My grandmother, however, would be the first to get back to the business at hand because she played cards like Ulysses S. Grant commanded a battlefield: she always attacked. Grandma never hesitated to bid over, trump over, and shout over anyone, including her sisters, husband, son or pastor, if they stood between her and card table triumph. Also like Grant, she was humble in victory and quiet in defeat.

Now, 50 years later, all, except my mother, are gone. The first to go of the generation was my grandfather after a summer-long ailment in 1969. The last was Aunt Del, in 2008, after 102 healthy, card-filled years.

After my grandfather’s death, the Thanksgiving meals and card games rotated between Dad’s aunts and two sisters. Since all except Aunt Lu and Uncle Pete lived 40 or more miles from the farm, one of my older brothers or I would “volunteer” to stay home on Thanksgiving to do the evening milking so everyone else could enjoy the holiday.

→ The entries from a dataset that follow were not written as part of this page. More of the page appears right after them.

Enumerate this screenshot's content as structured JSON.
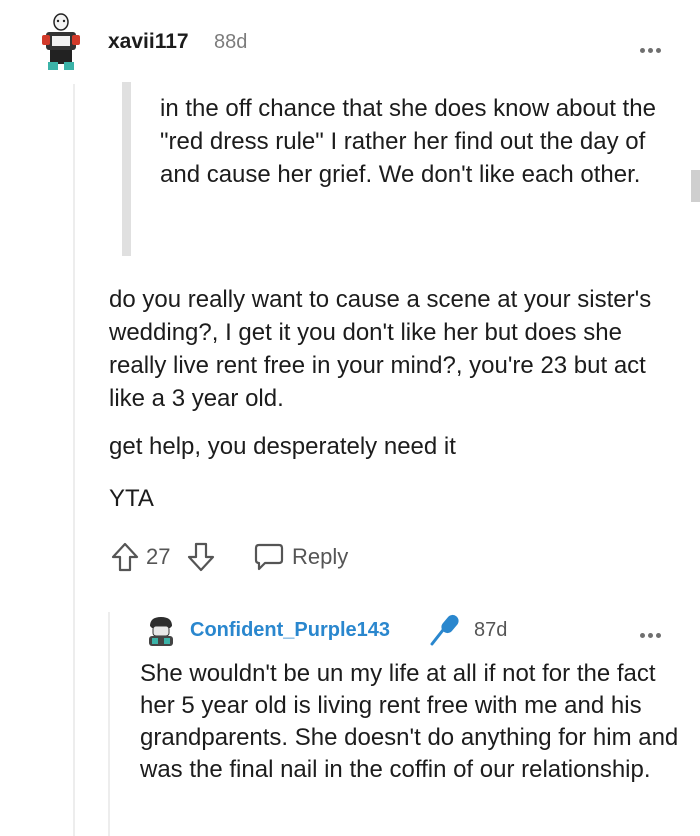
{
  "comment": {
    "username": "xavii117",
    "age": "88d",
    "quote": "in the off chance that she does know about the \"red dress rule\" I rather her find out the day of and cause her grief. We don't like each other.",
    "paragraphs": [
      "do you really want to cause a scene at your sister's wedding?, I get it you don't like her but does she really live rent free in your mind?, you're 23 but act like a 3 year old.",
      "get help, you desperately need it",
      "YTA"
    ],
    "votes": "27",
    "reply_label": "Reply"
  },
  "reply": {
    "username": "Confident_Purple143",
    "age": "87d",
    "text": "She wouldn't be un my life at all if not for the fact her 5 year old is living rent free with me and his grandparents. She doesn't do anything for him and was the final nail in the coffin of our relationship."
  },
  "colors": {
    "reply_username": "#2a87ce",
    "mic_icon": "#2a87ce"
  },
  "icons": [
    "user-avatar-icon",
    "more-options-icon",
    "upvote-icon",
    "downvote-icon",
    "reply-icon",
    "microphone-icon"
  ]
}
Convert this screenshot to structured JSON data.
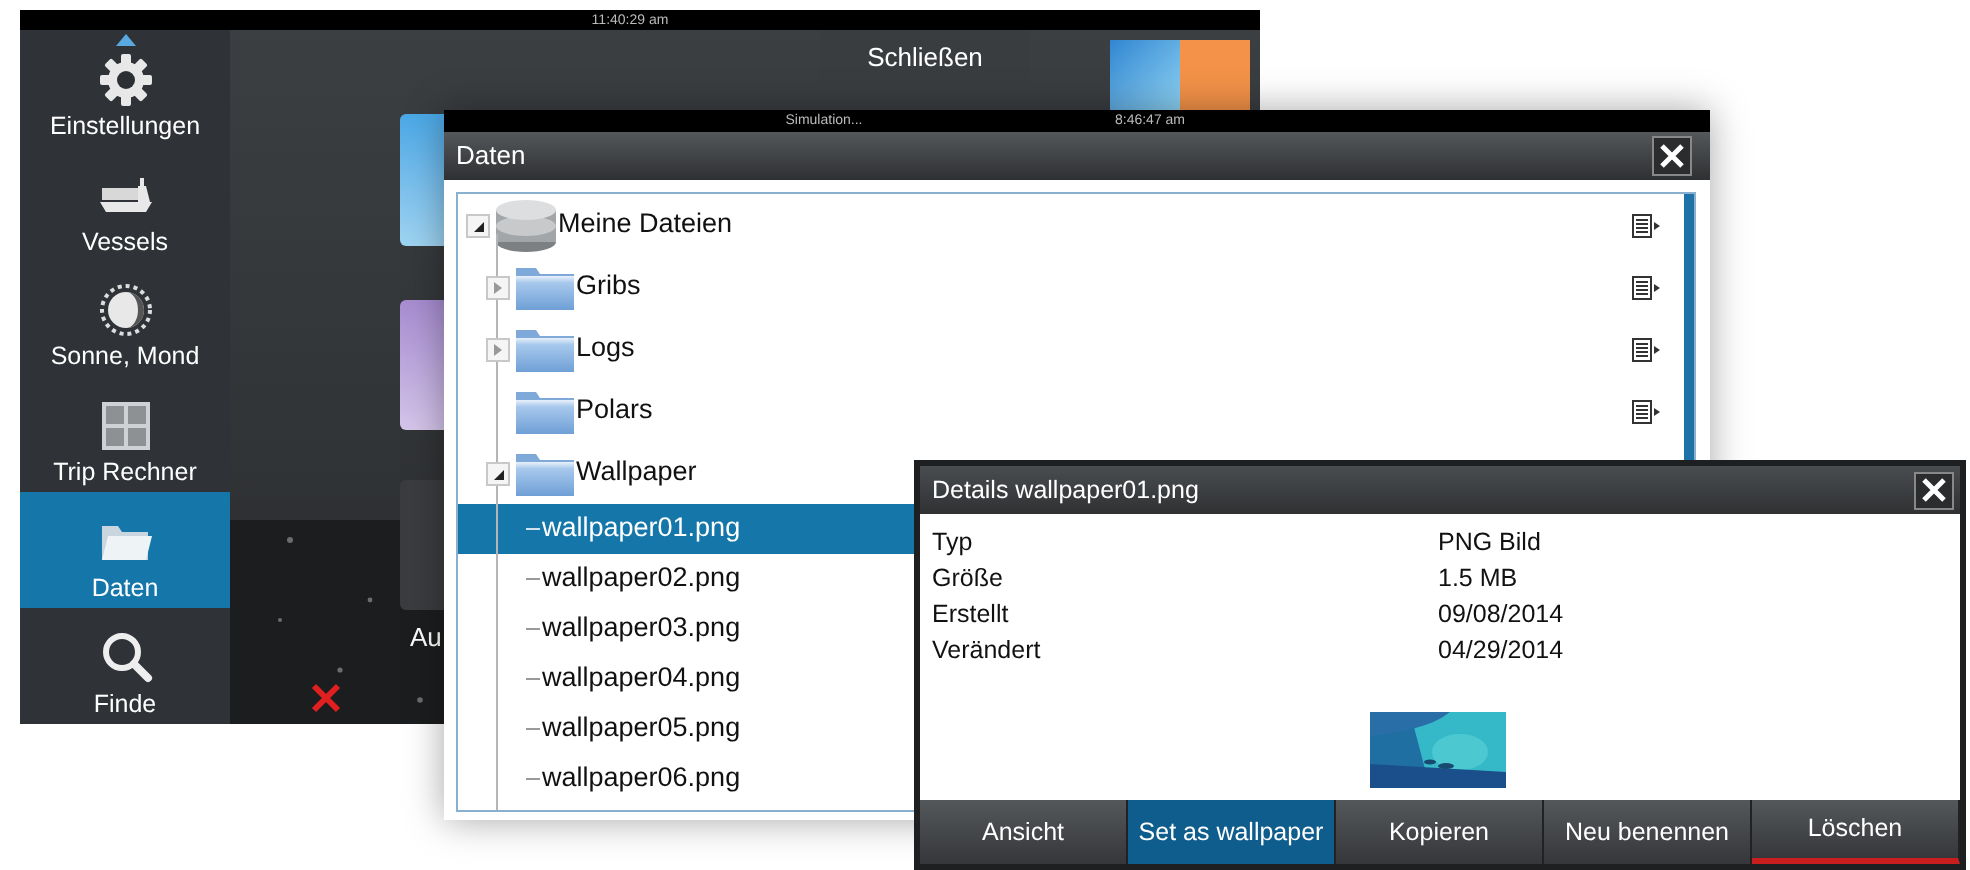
{
  "back_screen": {
    "clock": "11:40:29 am",
    "sidebar": [
      {
        "label": "Einstellungen",
        "kind": "gear",
        "selected": false
      },
      {
        "label": "Vessels",
        "kind": "ship",
        "selected": false
      },
      {
        "label": "Sonne, Mond",
        "kind": "sun-moon",
        "selected": false
      },
      {
        "label": "Trip Rechner",
        "kind": "calculator",
        "selected": false
      },
      {
        "label": "Daten",
        "kind": "folder",
        "selected": true
      },
      {
        "label": "Finde",
        "kind": "search",
        "selected": false
      }
    ],
    "close_button": "Schließen",
    "partial_label": "Au"
  },
  "files_window": {
    "status": "Simulation...",
    "clock": "8:46:47 am",
    "title": "Daten",
    "tree": [
      {
        "label": "Meine Dateien",
        "kind": "drive",
        "expanded": true,
        "menu": true,
        "children": [
          {
            "label": "Gribs",
            "kind": "folder",
            "expanded": false,
            "menu": true
          },
          {
            "label": "Logs",
            "kind": "folder",
            "expanded": false,
            "menu": true
          },
          {
            "label": "Polars",
            "kind": "folder",
            "menu": true
          },
          {
            "label": "Wallpaper",
            "kind": "folder",
            "expanded": true,
            "children": [
              {
                "label": "wallpaper01.png",
                "kind": "file",
                "selected": true
              },
              {
                "label": "wallpaper02.png",
                "kind": "file",
                "selected": false
              },
              {
                "label": "wallpaper03.png",
                "kind": "file",
                "selected": false
              },
              {
                "label": "wallpaper04.png",
                "kind": "file",
                "selected": false
              },
              {
                "label": "wallpaper05.png",
                "kind": "file",
                "selected": false
              },
              {
                "label": "wallpaper06.png",
                "kind": "file",
                "selected": false
              }
            ]
          }
        ]
      }
    ]
  },
  "details": {
    "title": "Details wallpaper01.png",
    "properties": [
      {
        "label": "Typ",
        "value": "PNG Bild"
      },
      {
        "label": "Größe",
        "value": "1.5 MB"
      },
      {
        "label": "Erstellt",
        "value": "09/08/2014"
      },
      {
        "label": "Verändert",
        "value": "04/29/2014"
      }
    ],
    "buttons": [
      {
        "label": "Ansicht",
        "kind": "normal",
        "selected": false
      },
      {
        "label": "Set as wallpaper",
        "kind": "normal",
        "selected": true
      },
      {
        "label": "Kopieren",
        "kind": "normal",
        "selected": false
      },
      {
        "label": "Neu benennen",
        "kind": "normal",
        "selected": false
      },
      {
        "label": "Löschen",
        "kind": "delete",
        "selected": false
      }
    ]
  }
}
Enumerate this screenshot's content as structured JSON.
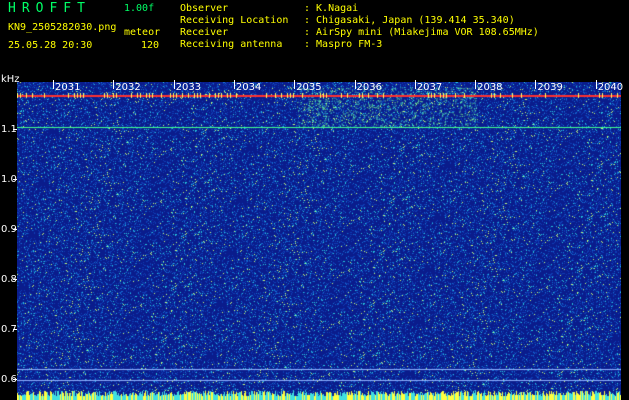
{
  "header": {
    "program": "HROFFT",
    "version": "1.00f",
    "filename": "KN9_2505282030.png",
    "timestamp": "25.05.28 20:30",
    "mode": "meteor",
    "gain": "120"
  },
  "info": [
    {
      "key": "Observer",
      "value": ": K.Nagai"
    },
    {
      "key": "Receiving Location",
      "value": ": Chigasaki, Japan (139.414 35.340)"
    },
    {
      "key": "Receiver",
      "value": ": AirSpy mini (Miakejima VOR 108.65MHz)"
    },
    {
      "key": "Receiving antenna",
      "value": ": Maspro FM-3"
    }
  ],
  "axis": {
    "unit": "kHz",
    "y_labels": [
      "1.1",
      "1.0",
      "0.9",
      "0.8",
      "0.7",
      "0.6"
    ],
    "minute_labels": [
      "2031",
      "2032",
      "2033",
      "2034",
      "2035",
      "2036",
      "2037",
      "2038",
      "2039",
      "2040"
    ]
  },
  "colors": {
    "background": "#0a1c8c",
    "signal_line": "#ff3030",
    "label": "#ffff00"
  }
}
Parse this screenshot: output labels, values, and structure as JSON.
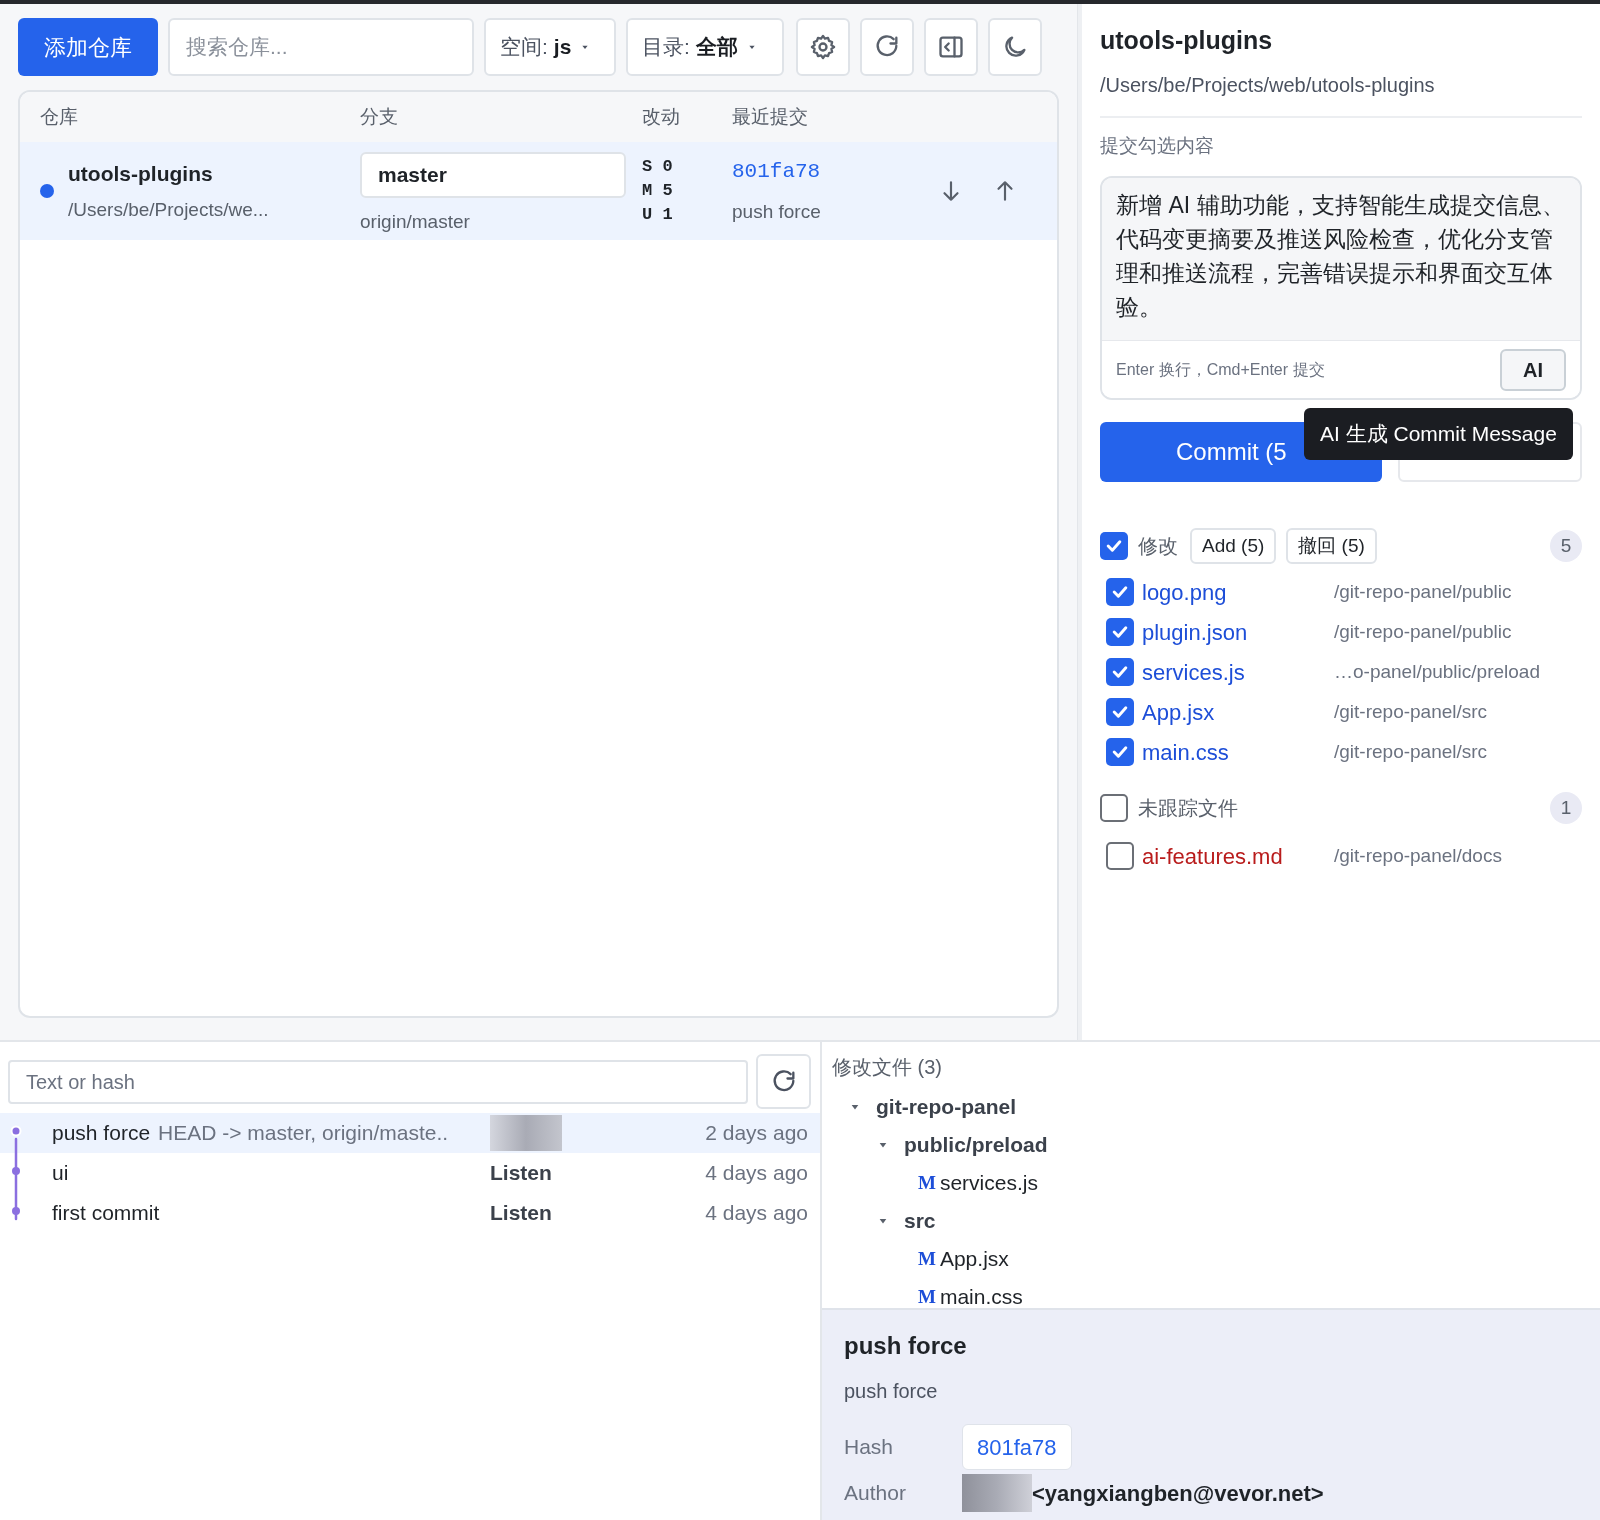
{
  "toolbar": {
    "add_button": "添加仓库",
    "search": {
      "placeholder": "搜索仓库..."
    },
    "filters": [
      {
        "label": "空间:",
        "value": "js"
      },
      {
        "label": "目录:",
        "value": "全部"
      }
    ]
  },
  "repo_table": {
    "columns": [
      "仓库",
      "分支",
      "改动",
      "最近提交"
    ],
    "rows": [
      {
        "name": "utools-plugins",
        "path": "/Users/be/Projects/we...",
        "selected": true,
        "branch": "master",
        "upstream": "origin/master",
        "changes": [
          {
            "letter": "S",
            "count": "0"
          },
          {
            "letter": "M",
            "count": "5"
          },
          {
            "letter": "U",
            "count": "1"
          }
        ],
        "hash": "801fa78",
        "message": "push force"
      }
    ]
  },
  "repo_detail": {
    "title": "utools-plugins",
    "path": "/Users/be/Projects/web/utools-plugins",
    "section_label": "提交勾选内容",
    "commit_message": "新增 AI 辅助功能，支持智能生成提交信息、代码变更摘要及推送风险检查，优化分支管理和推送流程，完善错误提示和界面交互体验。",
    "hint": "Enter 换行，Cmd+Enter 提交",
    "ai_button": "AI",
    "commit_button": "Commit (5",
    "tooltip": "AI 生成 Commit Message"
  },
  "change_groups": [
    {
      "label": "修改",
      "checked": true,
      "actions": [
        "Add (5)",
        "撤回 (5)"
      ],
      "count": "5",
      "files": [
        {
          "name": "logo.png",
          "dir": "/git-repo-panel/public",
          "checked": true,
          "kind": "modified"
        },
        {
          "name": "plugin.json",
          "dir": "/git-repo-panel/public",
          "checked": true,
          "kind": "modified"
        },
        {
          "name": "services.js",
          "dir": "…o-panel/public/preload",
          "checked": true,
          "kind": "modified"
        },
        {
          "name": "App.jsx",
          "dir": "/git-repo-panel/src",
          "checked": true,
          "kind": "modified"
        },
        {
          "name": "main.css",
          "dir": "/git-repo-panel/src",
          "checked": true,
          "kind": "modified"
        }
      ]
    },
    {
      "label": "未跟踪文件",
      "checked": false,
      "count": "1",
      "files": [
        {
          "name": "ai-features.md",
          "dir": "/git-repo-panel/docs",
          "checked": false,
          "kind": "untracked"
        }
      ]
    }
  ],
  "commit_log": {
    "search": {
      "placeholder": "Text or hash"
    },
    "commits": [
      {
        "message": "push force",
        "refs": "HEAD -> master, origin/maste..",
        "time": "2 days ago",
        "selected": true
      },
      {
        "message": "ui",
        "author": "Listen",
        "time": "4 days ago",
        "selected": false
      },
      {
        "message": "first commit",
        "author": "Listen",
        "time": "4 days ago",
        "selected": false
      }
    ]
  },
  "changed_files": {
    "title": "修改文件 (3)",
    "tree": [
      {
        "name": "git-repo-panel",
        "expanded": true,
        "children": [
          {
            "name": "public/preload",
            "expanded": true,
            "children": [
              {
                "name": "services.js",
                "status": "M"
              }
            ]
          },
          {
            "name": "src",
            "expanded": true,
            "children": [
              {
                "name": "App.jsx",
                "status": "M"
              },
              {
                "name": "main.css",
                "status": "M"
              }
            ]
          }
        ]
      }
    ]
  },
  "commit_detail": {
    "title": "push force",
    "body": "push force",
    "fields": [
      {
        "label": "Hash",
        "value": "801fa78",
        "kind": "hash"
      },
      {
        "label": "Author",
        "value": "<yangxiangben@vevor.net>",
        "kind": "author"
      }
    ]
  }
}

It was better than it sounds. A three-hour shift in the evening dairy barn with the quiet, easy-going herdsman, Howard, was a small price any teenager would pay for an entire day of no church, no parents, and no hard work.

But I did miss being at a table so sturdy and so generous it could easily hold Grandma’s wonderful food, the family’s roaring, red-hot card games, and a three-generation chorus of almost endless laughter.

I still do, and all will be mentioned—as will many others—when we again give thanks for all their giving.